Sparkify Airflow Project

In this project, I create an ETL Pipeline using Airflow, that ingests and transforms data from S3 into AWS Redshift tables.

Two datasets are used:

A song dataset, which is a subset of real data from the Million Song Dataset.
A log dataset, which consists of log files in JSON format generated by this event simulator based on the songs in the dataset above.

Files are stored in S3 bucket s3://udacity-dend and are ingested into fact and dimension tables.

The final product of the pipeline consist of the following tables:

Fact Table

songplays - records in event data associated with song plays i.e. records with page NextSong
    playid, start_time, user_id, level, songid, artistid, sessionid, location, user_agent

Dimension Tables

users - users in the app
    userid, first_name, last_name, gender, level
songs - songs in music database
    songid, title, artist_id, year, duration
artists - artists in music database
    artistid, name, location, lattitude, longitude
time - timestamps of records in songplays broken down into specific units
    start_time, hour, day, week, month, year, weekday

Installation

Create the virtual environment and install the packages:

make install

Run Airflow:

sh start.sh

For the purpose of the sparkify pipeline, we assume here that an AWS Redshift cluster has already been created.

Setup Cryptographic Key

As per the airflow instruction, generate fernet key by running the following command in a python console:

from cryptography.fernet import Fernet
fernet_key= Fernet.generate_key()
print(fernet_key.decode()) # your fernet_key, keep it in secured place!

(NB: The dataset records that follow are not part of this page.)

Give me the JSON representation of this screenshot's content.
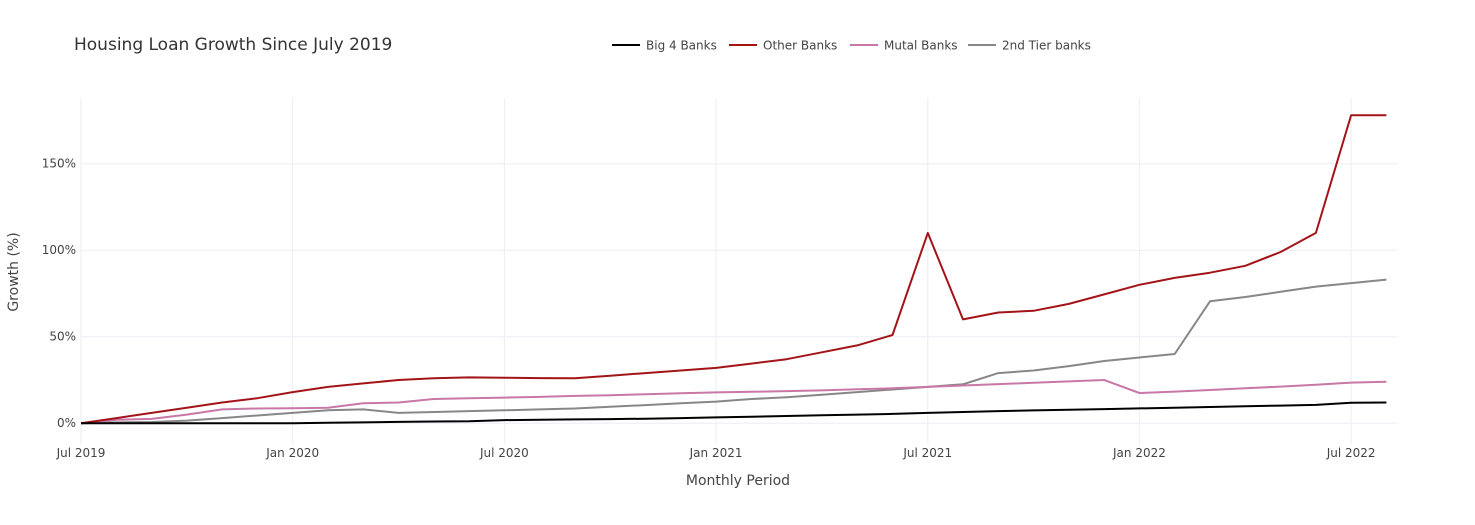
{
  "chart_data": {
    "type": "line",
    "title": "Housing Loan Growth Since July 2019",
    "xlabel": "Monthly Period",
    "ylabel": "Growth (%)",
    "ylim": [
      -12,
      188
    ],
    "grid": true,
    "legend_position": "top",
    "x_ticks": [
      "Jul 2019",
      "Jan 2020",
      "Jul 2020",
      "Jan 2021",
      "Jul 2021",
      "Jan 2022",
      "Jul 2022"
    ],
    "y_ticks": [
      "0%",
      "50%",
      "100%",
      "150%"
    ],
    "y_tick_values": [
      0,
      50,
      100,
      150
    ],
    "x": [
      "2019-07",
      "2019-08",
      "2019-09",
      "2019-10",
      "2019-11",
      "2019-12",
      "2020-01",
      "2020-02",
      "2020-03",
      "2020-04",
      "2020-05",
      "2020-06",
      "2020-07",
      "2020-08",
      "2020-09",
      "2020-10",
      "2020-11",
      "2020-12",
      "2021-01",
      "2021-02",
      "2021-03",
      "2021-04",
      "2021-05",
      "2021-06",
      "2021-07",
      "2021-08",
      "2021-09",
      "2021-10",
      "2021-11",
      "2021-12",
      "2022-01",
      "2022-02",
      "2022-03",
      "2022-04",
      "2022-05",
      "2022-06",
      "2022-07",
      "2022-08"
    ],
    "series": [
      {
        "name": "Big 4 Banks",
        "color": "#000000",
        "values": [
          0,
          0,
          0,
          0,
          0,
          0,
          0,
          0.3,
          0.5,
          0.8,
          1,
          1.2,
          1.8,
          2,
          2.2,
          2.4,
          2.6,
          3,
          3.4,
          3.8,
          4.2,
          4.6,
          5,
          5.4,
          6,
          6.5,
          7,
          7.4,
          7.8,
          8.2,
          8.6,
          9,
          9.4,
          9.8,
          10.2,
          10.6,
          11.8,
          12
        ]
      },
      {
        "name": "Other Banks",
        "color": "#a31419",
        "values": [
          0,
          3,
          6,
          9,
          12,
          14.5,
          18,
          21,
          23,
          25,
          26,
          26.5,
          26.3,
          26.1,
          26,
          27.5,
          29,
          30.5,
          32,
          34.5,
          37,
          41,
          45,
          51,
          110,
          60,
          64,
          65,
          69,
          74.5,
          80,
          84,
          87,
          91,
          99,
          110,
          178,
          178
        ]
      },
      {
        "name": "Mutal Banks",
        "color": "#c977a7",
        "values": [
          0,
          2,
          2.5,
          5,
          8,
          8.5,
          8.7,
          9,
          11.5,
          12,
          14,
          14.5,
          14.8,
          15.2,
          15.8,
          16.2,
          16.8,
          17.3,
          17.8,
          18.2,
          18.6,
          19,
          19.6,
          20.2,
          21,
          21.8,
          22.6,
          23.4,
          24.2,
          25,
          17.5,
          18.3,
          19.2,
          20.2,
          21.2,
          22.2,
          23.5,
          24
        ]
      },
      {
        "name": "2nd Tier banks",
        "color": "#878787",
        "values": [
          0,
          0.5,
          0.7,
          1.5,
          3,
          4.5,
          6,
          7.5,
          8,
          6,
          6.5,
          7,
          7.5,
          8,
          8.5,
          9.5,
          10.5,
          11.5,
          12.5,
          14,
          15,
          16.5,
          18,
          19.5,
          21,
          22.5,
          29,
          30.5,
          33,
          36,
          38,
          40,
          70.5,
          73,
          76,
          79,
          81,
          83
        ]
      }
    ]
  }
}
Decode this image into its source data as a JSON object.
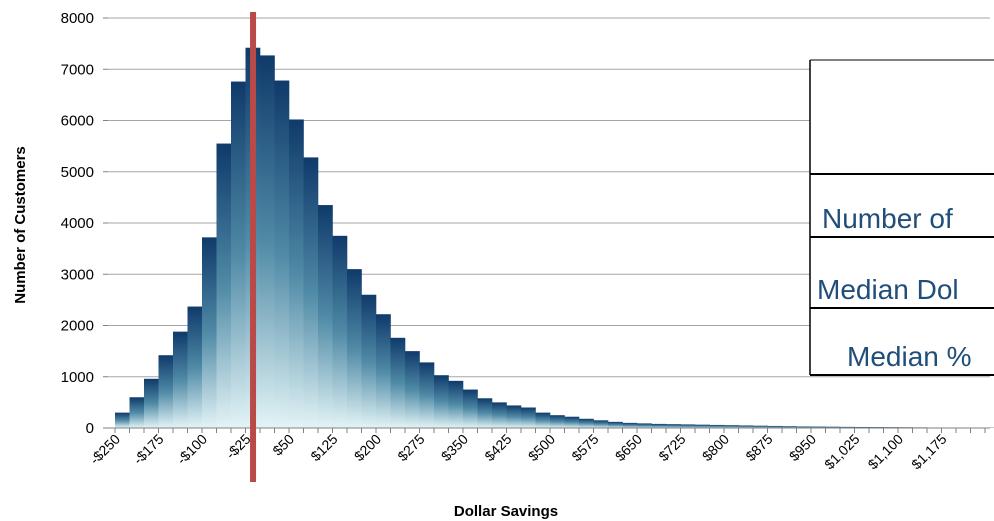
{
  "chart_data": {
    "type": "bar",
    "title": "",
    "xlabel": "Dollar Savings",
    "ylabel": "Number of Customers",
    "ylim": [
      0,
      8000
    ],
    "yticks": [
      0,
      1000,
      2000,
      3000,
      4000,
      5000,
      6000,
      7000,
      8000
    ],
    "grid": true,
    "bin_width": 25,
    "x_start": -250,
    "x_tick_labels": [
      "-$250",
      "-$175",
      "-$100",
      "-$25",
      "$50",
      "$125",
      "$200",
      "$275",
      "$350",
      "$425",
      "$500",
      "$575",
      "$650",
      "$725",
      "$800",
      "$875",
      "$950",
      "$1,025",
      "$1,100",
      "$1,175"
    ],
    "values": [
      300,
      600,
      960,
      1420,
      1880,
      2370,
      3720,
      5550,
      6760,
      7420,
      7270,
      6780,
      6020,
      5280,
      4350,
      3750,
      3100,
      2600,
      2220,
      1760,
      1500,
      1280,
      1030,
      920,
      750,
      580,
      500,
      440,
      400,
      300,
      250,
      220,
      180,
      150,
      120,
      100,
      90,
      80,
      75,
      70,
      65,
      60,
      55,
      50,
      45,
      40,
      35,
      30,
      28,
      25,
      22,
      20,
      18,
      16,
      14,
      12,
      10,
      10,
      8,
      8,
      6,
      6,
      5,
      5,
      4,
      4,
      3,
      3,
      2,
      2,
      2,
      1,
      1,
      1,
      1,
      1,
      1
    ],
    "marker_line": {
      "x": -12,
      "color": "#b94a48"
    },
    "overlay_table": {
      "rows": [
        "",
        "Number of",
        "Median Dol",
        "Median %"
      ]
    }
  }
}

Copy the output into fernet_key in file ./fernet.key. Make sure not to commit this back to github.

Tables Initialization

Download Postico or similar Postgres client and create a connection with the Redshift cluster using its hostname, username, password, and port.

Run the create_tables.sql in Postico once before enabling the DAG. This will delete and recreate the tables used by the pipeline.

Add Airflow Connections

For the purpose of this pipeline, connections aws_credentials and redshift must be created before running the DAG.

Go to localhost:8080 in your browser and click on the Admin tab and select Connections.

Under Connections, select Create.

On the create connection page, enter the following values:

Conn Id: Enter aws_credentials.
Conn Type: Enter Amazon Web Services.
Login: Enter your Access key ID from the IAM User credentials you downloaded earlier.
Password: Enter your Secret access key from the IAM User credentials you downloaded earlier.

Once you've entered these values, select Save and Add Another.

On the next create connection page, enter the following values:

Conn Id: Enter redshift.
Conn Type: Enter Postgres.
Host: Enter the endpoint of your Redshift cluster, excluding the port at the end.
Schema: Enter dev. This is the Redshift database you want to connect to.
Login: Enter the login name you created when launching your Redshift cluster.
Password: Enter the password you created when launching your Redshift cluster.
Port: Enter 5439.

Once you've entered these values, select Save.

Running the Pipeline

The DAG should appear under the name sparkify-etl. Once enabled, it will run daily for the period 11/01/2018 to 11/30/2018. To change the schedule, go to airflow/dags/sparkify-etl.py and modify the start_date and end_date arguments.

Ingesting the tables

The DAG will run hourly, ingesting the full song dataset and an hourly set of logs templated to match the execution date.

All dimension tables, except the users table, will use the TRUNCATE mode. They are always deleted before being populated again, as they rely on the song data which is fully loaded.

The users table however is populated using a subset of the log data covering only one hour. I have thus implemented an upsert stragy, first deleting records from the users table which are present in the staged dataset (using the userid primary key to join the two tables), and then inserting all the rows from the staged table. This ensure I always have the latest up-to-date information about users.